Rubrica: Cronache di Terra e di Foglie Risposta a Guendalina: Il mito del “tutto in casa” e la realtà del vaso

di MARGHERITA PINTUS

Cara Guendalina,

leggere la tua email mi ha strappato un sorriso amaro, uno di quelli che solo noi appassionate di verde possiamo comprendere. Mi racconti dei fondi di caffè, dell’invasione di visitatori indesiderati e di quella sensazione di impotenza davanti a una pianta che, invece di ringraziare, sembra soffrire. Non colpevolizzarti: siamo state tutte, almeno una volta, sedotte dalle sirene dei “rimedi della nonna”.

La tua domanda è la domanda cruciale del nostro tempo: è meglio il fertilizzante naturale “fai-da-te” o quello che la scienza agronomica ci offre nei flaconi?

La verità, mia cara, è che il vaso non è un giardino. È un ecosistema fragile e confinato dove ogni aggiunta — che sia un fondo di caffè, un guscio d’uovo o la famosa buccia di banana — non diventa immediatamente nutrimento. In un contenitore, questi residui domestici, se non opportunamente compostati e trasformati, diventano spesso solo un invito a nozze per parassiti o un tappo che impedisce alla terra di respirare. La buccia di banana, tanto decantata per il potassio, rischia solo di marcire sulla superficie del terriccio, innescando fermentazioni sgradite.

Dobbiamo smettere di confondere l’economia domestica con la botanica. La vera tradizione contadina non usava gli scarti per “gioco”, ma con una sapienza empirica che oggi abbiamo dimenticato. Nutrire una pianta è un atto di responsabilità, non di riciclo creativo.

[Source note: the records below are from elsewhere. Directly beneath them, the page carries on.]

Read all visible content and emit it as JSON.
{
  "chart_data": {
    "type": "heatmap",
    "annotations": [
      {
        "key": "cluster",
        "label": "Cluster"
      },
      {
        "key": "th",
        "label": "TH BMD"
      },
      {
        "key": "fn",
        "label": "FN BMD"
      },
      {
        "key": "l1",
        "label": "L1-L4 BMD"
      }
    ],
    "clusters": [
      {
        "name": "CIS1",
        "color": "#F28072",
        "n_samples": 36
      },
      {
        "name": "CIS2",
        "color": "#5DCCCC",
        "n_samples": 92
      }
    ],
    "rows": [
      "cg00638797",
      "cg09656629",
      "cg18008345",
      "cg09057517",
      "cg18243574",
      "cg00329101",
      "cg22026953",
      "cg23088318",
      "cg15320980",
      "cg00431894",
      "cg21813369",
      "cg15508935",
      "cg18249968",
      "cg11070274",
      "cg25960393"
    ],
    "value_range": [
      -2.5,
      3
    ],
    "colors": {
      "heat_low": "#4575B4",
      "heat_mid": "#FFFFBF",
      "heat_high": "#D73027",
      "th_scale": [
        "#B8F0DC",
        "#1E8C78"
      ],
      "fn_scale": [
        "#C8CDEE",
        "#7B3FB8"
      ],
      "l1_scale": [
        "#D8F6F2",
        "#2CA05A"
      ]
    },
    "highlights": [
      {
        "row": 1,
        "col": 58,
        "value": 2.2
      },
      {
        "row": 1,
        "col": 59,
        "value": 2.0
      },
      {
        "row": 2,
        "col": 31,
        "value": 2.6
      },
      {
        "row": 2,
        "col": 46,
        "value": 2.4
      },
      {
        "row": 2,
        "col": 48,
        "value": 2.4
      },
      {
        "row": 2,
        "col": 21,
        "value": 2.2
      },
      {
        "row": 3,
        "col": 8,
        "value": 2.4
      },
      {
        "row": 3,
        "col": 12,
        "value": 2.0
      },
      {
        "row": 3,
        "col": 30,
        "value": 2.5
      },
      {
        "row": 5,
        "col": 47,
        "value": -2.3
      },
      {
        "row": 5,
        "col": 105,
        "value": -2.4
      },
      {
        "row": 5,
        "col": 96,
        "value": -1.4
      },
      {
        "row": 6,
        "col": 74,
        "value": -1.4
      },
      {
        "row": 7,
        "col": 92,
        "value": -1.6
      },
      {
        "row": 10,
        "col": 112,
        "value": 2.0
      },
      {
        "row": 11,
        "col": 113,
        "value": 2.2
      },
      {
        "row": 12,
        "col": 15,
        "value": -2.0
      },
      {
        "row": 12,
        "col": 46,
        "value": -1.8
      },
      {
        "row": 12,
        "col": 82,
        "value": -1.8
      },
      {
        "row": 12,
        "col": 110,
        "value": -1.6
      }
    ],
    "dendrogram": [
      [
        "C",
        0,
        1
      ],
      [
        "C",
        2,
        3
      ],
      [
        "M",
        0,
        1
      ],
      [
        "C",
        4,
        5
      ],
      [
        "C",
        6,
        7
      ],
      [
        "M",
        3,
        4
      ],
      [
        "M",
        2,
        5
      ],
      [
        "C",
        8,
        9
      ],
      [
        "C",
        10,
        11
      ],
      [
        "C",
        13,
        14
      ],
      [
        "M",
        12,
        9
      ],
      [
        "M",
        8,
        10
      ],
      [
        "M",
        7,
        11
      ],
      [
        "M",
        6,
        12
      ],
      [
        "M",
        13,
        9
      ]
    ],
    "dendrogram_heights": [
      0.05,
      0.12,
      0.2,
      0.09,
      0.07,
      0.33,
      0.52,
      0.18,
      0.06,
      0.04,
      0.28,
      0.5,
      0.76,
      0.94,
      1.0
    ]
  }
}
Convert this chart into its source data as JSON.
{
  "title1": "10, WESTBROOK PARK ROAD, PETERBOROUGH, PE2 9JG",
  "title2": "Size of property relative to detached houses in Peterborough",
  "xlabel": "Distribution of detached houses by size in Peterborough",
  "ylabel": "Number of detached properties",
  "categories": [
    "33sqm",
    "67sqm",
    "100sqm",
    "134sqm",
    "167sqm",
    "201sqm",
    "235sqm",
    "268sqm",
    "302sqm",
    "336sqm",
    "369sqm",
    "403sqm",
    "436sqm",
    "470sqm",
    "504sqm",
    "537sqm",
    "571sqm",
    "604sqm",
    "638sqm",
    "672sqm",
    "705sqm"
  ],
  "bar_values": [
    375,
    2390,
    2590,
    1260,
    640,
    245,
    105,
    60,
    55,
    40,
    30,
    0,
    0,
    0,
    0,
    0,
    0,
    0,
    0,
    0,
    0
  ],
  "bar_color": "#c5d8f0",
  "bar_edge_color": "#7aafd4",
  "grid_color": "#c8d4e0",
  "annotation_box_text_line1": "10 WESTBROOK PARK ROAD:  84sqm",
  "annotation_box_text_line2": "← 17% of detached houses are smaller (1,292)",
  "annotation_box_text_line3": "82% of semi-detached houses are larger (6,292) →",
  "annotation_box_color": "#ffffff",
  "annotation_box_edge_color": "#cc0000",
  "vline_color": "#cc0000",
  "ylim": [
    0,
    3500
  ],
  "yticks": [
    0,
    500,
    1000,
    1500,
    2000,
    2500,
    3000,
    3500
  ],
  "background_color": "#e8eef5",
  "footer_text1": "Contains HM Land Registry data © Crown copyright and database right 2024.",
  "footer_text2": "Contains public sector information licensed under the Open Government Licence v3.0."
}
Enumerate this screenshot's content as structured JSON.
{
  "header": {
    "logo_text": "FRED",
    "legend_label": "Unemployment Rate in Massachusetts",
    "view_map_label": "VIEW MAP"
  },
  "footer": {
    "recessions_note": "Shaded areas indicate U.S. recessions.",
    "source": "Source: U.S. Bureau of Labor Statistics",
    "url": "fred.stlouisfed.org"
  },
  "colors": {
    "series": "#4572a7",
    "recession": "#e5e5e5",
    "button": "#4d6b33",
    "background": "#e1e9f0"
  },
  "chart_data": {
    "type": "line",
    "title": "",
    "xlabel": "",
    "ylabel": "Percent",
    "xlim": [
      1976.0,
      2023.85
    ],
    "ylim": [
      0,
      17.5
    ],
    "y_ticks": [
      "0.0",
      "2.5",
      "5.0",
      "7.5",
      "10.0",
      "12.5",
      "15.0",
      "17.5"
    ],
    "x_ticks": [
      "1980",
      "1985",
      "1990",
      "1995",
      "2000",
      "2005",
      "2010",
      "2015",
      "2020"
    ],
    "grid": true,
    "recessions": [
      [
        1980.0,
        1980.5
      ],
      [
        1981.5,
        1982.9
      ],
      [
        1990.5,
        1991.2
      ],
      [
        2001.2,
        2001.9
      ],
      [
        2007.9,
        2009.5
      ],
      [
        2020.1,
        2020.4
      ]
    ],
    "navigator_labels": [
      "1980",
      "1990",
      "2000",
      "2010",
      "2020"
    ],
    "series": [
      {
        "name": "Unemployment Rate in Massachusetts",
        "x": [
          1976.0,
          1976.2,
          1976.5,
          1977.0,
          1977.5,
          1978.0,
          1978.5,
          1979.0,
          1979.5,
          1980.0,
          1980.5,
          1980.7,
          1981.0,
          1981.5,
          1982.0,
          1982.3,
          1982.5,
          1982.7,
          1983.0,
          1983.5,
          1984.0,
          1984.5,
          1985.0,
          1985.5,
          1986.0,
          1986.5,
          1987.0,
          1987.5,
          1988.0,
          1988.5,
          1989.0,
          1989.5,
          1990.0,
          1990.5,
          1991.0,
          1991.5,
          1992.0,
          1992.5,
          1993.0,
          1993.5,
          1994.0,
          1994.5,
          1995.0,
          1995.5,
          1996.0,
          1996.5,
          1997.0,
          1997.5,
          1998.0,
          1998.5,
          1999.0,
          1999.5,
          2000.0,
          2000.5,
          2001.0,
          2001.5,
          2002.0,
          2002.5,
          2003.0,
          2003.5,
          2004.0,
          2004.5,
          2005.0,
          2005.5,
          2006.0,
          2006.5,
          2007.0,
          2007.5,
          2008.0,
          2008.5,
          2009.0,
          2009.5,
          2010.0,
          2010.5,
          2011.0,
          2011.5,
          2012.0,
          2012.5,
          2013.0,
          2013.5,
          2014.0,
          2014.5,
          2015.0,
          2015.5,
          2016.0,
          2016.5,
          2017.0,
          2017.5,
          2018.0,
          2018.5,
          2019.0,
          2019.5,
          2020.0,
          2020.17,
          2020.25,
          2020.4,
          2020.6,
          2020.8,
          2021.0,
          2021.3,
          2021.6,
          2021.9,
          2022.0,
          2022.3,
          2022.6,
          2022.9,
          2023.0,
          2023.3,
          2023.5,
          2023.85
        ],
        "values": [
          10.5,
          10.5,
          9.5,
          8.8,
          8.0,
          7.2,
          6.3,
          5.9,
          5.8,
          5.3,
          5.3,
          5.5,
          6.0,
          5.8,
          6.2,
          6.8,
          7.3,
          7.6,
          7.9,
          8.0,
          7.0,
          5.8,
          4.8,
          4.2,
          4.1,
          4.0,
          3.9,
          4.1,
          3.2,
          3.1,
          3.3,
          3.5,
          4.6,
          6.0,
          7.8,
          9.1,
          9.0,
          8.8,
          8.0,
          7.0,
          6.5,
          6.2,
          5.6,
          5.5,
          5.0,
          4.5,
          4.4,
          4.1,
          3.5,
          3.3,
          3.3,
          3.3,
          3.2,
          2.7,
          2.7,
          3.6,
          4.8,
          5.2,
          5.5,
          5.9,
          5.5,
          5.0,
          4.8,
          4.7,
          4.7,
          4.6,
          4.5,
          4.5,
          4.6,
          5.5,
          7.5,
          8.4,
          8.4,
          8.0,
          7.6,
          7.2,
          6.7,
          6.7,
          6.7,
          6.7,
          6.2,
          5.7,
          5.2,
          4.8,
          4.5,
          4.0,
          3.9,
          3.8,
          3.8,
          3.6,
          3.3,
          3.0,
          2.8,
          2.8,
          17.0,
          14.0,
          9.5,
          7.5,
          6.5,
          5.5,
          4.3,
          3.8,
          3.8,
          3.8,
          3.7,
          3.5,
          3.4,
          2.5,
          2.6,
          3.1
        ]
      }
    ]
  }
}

Personalmente, non sono una purista del “naturale a ogni costo”. Sono, piuttosto, una sostenitrice della precisione. Che si tratti di un concime organico certificato o di un prodotto tecnico, l’importante è la biodisponibilità: la pianta deve poter “bere” il suo nutrimento senza dover combattere contro muffe o ostacoli fisici. La mia vite, che è una creatura esigente e fiera, non chiederebbe mai un avanzo di colazione; chiede un protocollo serio, attento, misurato.

Non aver paura dei prodotti tecnici: sceglierli significa aver cura di non lasciare la salute delle tue piante al caso. Il vero lusso, in giardino come in cucina, non è l’improvvisazione, ma la consapevolezza di ciò che offriamo a chi amiamo.